Села. Зал зашумел согласно. Степаныч хмыкнул, сказал негромко: «Правильно, Антонина.»

Я стоял и смотрел. Антонина – простая баба с фермы, без партшколы, без высшего образования, без «политической подготовки». А сформулировала точнее, чем любой политработник из обкома. Потому что говорила про живое: про племянника, про армию, про мать, которая не хочет получать гроб. И весь смысл советской противовоздушной обороны она уместила в три фразы: «стрелял, чтобы дальше не пустить, чтобы домой вернулся.»

Я закрыл собрание через двадцать минут. Нина записала в протокол: «Проведена политинформация по событиям первого сентября. Коллектив осуждает провокацию и поддерживает действия Советского правительства по защите государственных границ.» Подпись. Печать.

Люди разошлись. Кузьмич подошёл, надел кепку:

– Палваслич, людей жалко, конечно. Но – раз сунулись, что делать. Мы же не на их Сахалин лезем.

– Мы не лезем, Кузьмич.

– Вот именно.

Ушёл.

Вечер. Дом.

Катя в своей комнате – первый день в школе закончился, новый учебник литературы, Тургенев на следующий год. Валентина пришла поздно, организационный хаос первой недели. Сели на кухню, Валентина поставила чайник, я нарезал хлеб. Обычный вечер.

– Паш, – Валентина сказала после второй чашки. – В учительской весь день говорили про Боинг.

– И что говорят?

– Кто что. Старшие – что американцы, конечно, провокацию устроили, но всё равно жалко людей. Молодые – что-то путаются, ничего толком не знают. Пара нашей физкультурницы вообще сказала: «А может, наши перегнули?» Я её осадила: «Маша, не несите чепухи, вы же не разбираетесь.»

Я улыбнулся уголками губ. Валентина – директор школы, она своих учителей умела ставить на место, не повышая голоса. Маша-физкультурница, видимо, получила взгляд из тех, после которых хочется проверить, всё ли в порядке с одеждой.

– А ты – что думаешь?

Валентина налила ещё чаю.

– Я думаю – людей жалко. Двести с чем-то человек – это много. Много детей, наверное, ехало. Семьи. Это страшно. Но я думаю и другое: чужой самолёт у нашей границы, не отвечает на запросы, идёт над военными объектами – что с ним делать? Пустить дальше, до Владивостока? До Москвы?
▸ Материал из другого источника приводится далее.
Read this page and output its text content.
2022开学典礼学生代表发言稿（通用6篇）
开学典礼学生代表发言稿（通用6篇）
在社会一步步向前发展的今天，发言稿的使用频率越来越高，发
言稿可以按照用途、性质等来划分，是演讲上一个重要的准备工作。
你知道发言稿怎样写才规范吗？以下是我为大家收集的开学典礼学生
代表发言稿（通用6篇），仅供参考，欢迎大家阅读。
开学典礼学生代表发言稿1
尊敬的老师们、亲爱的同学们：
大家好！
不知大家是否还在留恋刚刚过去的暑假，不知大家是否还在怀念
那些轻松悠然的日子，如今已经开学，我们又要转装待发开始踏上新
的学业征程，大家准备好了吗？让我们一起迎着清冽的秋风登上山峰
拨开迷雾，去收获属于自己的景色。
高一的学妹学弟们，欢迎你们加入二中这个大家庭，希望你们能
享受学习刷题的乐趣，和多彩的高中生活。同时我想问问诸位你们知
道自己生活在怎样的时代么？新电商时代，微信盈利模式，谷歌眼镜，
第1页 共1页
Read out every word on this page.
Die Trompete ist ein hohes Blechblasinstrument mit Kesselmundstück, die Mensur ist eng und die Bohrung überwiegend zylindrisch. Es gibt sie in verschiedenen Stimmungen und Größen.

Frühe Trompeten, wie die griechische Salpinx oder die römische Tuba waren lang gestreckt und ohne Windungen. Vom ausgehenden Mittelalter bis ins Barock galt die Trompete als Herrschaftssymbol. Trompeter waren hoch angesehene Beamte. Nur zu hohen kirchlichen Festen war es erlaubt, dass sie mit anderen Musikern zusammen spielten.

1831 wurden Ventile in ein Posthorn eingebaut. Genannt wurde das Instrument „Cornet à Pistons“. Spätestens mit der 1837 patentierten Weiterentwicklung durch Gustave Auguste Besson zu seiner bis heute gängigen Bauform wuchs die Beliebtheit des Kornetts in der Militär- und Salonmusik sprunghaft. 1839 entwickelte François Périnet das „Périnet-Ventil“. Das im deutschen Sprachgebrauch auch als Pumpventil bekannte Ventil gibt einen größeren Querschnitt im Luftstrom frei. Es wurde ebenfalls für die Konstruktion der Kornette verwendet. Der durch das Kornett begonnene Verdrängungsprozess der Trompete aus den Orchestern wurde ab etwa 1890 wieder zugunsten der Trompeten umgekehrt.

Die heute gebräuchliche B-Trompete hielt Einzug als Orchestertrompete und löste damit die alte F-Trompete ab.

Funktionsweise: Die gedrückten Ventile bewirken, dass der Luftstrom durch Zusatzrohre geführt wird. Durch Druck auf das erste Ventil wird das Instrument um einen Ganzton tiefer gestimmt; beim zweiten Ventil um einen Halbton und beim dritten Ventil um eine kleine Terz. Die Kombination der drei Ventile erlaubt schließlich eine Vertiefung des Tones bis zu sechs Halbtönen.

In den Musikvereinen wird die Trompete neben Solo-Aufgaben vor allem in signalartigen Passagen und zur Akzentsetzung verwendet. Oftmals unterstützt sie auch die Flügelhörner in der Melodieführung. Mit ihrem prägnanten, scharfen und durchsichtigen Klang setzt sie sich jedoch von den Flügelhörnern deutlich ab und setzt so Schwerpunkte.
Где граница того, что можно пропускать, а что – нельзя?

Она посмотрела на меня. Серые глаза, спокойные, взрослые.

– Я понимаю, что наши лётчики не могли иначе. Понимаю, что приказ был. Понимаю, что у командования не было времени разбираться, кто там – пассажиры или нет. Они видели – нарушитель. Действовали по уставу. Могло быть по-другому? Может быть. Но в момент решения – выбора у них не было.

– Согласен, Валь.

– А кто виноват по-настоящему – те, кто этот самолёт туда пустил. Если случайно – виноваты пилоты «Боинга» и компания. Если специально – виноваты американцы. Я склоняюсь, что специально, потому что случайно так далеко от маршрута не отклоняются. Не на пятьсот километров.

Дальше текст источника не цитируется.